The password reset link from WeVideo has this format:

https://www.wevideo.com/newPassword?vc=XXXXXXXX-XXXX-XXXX-XXXX-XXXXXXXXXXXX&email=<e-mail-address-here.com>

The hexadecimal string XXXXXXXX-XXXX-XXXX-XXXX-XXXXXXXXXXXX is acting as a UUID/temporary password. Including the separating dashes, the string is 36 characters long, so let's try a 36 character long random password from KeePassXC (alphanumeric with all given symbols).

Criticism of WeVideo's password rules

This is one of the few times I wished there was sensible JavaScript page interactivity/client side checking, as a well done password field should warn me if my password is too short or long, along with listing the password rules.
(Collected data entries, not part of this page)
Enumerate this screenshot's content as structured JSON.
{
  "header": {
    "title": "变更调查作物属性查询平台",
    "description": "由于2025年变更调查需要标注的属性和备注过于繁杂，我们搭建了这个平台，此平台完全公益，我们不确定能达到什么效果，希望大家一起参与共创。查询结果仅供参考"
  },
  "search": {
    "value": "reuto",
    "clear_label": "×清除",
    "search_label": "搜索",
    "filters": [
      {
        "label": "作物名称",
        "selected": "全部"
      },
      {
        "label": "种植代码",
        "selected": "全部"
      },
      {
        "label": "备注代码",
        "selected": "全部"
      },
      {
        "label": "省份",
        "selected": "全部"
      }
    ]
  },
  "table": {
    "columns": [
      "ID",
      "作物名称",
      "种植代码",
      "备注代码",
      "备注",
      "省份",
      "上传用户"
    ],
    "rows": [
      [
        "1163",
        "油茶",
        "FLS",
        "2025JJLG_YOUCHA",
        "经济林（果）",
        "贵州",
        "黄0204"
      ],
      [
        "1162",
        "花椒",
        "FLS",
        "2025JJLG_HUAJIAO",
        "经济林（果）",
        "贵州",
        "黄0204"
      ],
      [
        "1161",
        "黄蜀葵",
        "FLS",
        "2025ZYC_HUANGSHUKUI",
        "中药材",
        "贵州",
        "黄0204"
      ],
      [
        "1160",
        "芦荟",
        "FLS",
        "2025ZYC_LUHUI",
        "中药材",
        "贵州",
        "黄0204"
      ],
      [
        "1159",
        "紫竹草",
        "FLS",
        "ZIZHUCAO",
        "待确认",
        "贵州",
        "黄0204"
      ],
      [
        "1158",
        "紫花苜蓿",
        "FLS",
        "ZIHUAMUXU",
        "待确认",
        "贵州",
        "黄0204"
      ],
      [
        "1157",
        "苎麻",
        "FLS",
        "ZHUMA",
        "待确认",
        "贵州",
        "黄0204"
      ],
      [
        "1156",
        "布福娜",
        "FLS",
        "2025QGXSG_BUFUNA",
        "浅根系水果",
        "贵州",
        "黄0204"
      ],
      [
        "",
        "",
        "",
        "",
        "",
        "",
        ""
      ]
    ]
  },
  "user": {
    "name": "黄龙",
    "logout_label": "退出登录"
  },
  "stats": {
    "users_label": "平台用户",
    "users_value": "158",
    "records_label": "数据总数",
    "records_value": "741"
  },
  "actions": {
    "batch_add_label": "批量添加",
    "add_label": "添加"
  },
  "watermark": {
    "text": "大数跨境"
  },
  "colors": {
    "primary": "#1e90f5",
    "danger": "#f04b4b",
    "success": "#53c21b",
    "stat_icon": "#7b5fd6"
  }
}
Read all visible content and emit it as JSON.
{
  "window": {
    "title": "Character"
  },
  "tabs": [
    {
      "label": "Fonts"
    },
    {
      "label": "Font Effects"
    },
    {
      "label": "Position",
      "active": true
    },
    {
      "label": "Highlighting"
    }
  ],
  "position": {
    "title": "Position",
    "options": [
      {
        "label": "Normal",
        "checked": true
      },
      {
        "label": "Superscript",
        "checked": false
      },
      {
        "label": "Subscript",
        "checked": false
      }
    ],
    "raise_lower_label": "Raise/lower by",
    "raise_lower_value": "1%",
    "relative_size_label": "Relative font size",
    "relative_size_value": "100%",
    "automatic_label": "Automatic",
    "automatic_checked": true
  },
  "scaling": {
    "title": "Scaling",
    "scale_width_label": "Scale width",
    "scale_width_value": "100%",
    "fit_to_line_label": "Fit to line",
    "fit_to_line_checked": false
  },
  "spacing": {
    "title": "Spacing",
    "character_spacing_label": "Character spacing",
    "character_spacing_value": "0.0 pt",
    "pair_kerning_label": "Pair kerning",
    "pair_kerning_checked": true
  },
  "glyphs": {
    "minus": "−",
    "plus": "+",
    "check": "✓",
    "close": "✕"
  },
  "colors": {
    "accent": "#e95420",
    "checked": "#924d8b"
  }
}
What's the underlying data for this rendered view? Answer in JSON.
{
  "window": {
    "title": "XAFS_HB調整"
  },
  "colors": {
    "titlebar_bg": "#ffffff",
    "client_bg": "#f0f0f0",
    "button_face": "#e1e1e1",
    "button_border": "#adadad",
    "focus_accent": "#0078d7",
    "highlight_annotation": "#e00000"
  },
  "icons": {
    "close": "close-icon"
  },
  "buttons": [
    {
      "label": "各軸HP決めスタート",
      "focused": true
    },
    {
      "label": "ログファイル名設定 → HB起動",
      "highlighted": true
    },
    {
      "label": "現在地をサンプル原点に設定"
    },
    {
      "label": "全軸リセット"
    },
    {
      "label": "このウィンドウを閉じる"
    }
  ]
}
I previously tried 128 and 72 characters, but those limits were too long.

I worked up from 36 to 40, and then 50. I then went to 60, but then the password was silently being cut off with no visible warnings.

So, I slowly deleted characters and descended in a scaled manner, so: 59, 58, ..., 52, 51 — until I arrived back at 50 characters.

Also a 2023 criticism: no 2FA!

WeVideo also has no form of 2FA whatsoever (neither TOTP nor U2F/WebAuthn; let alone the most recent passkeys).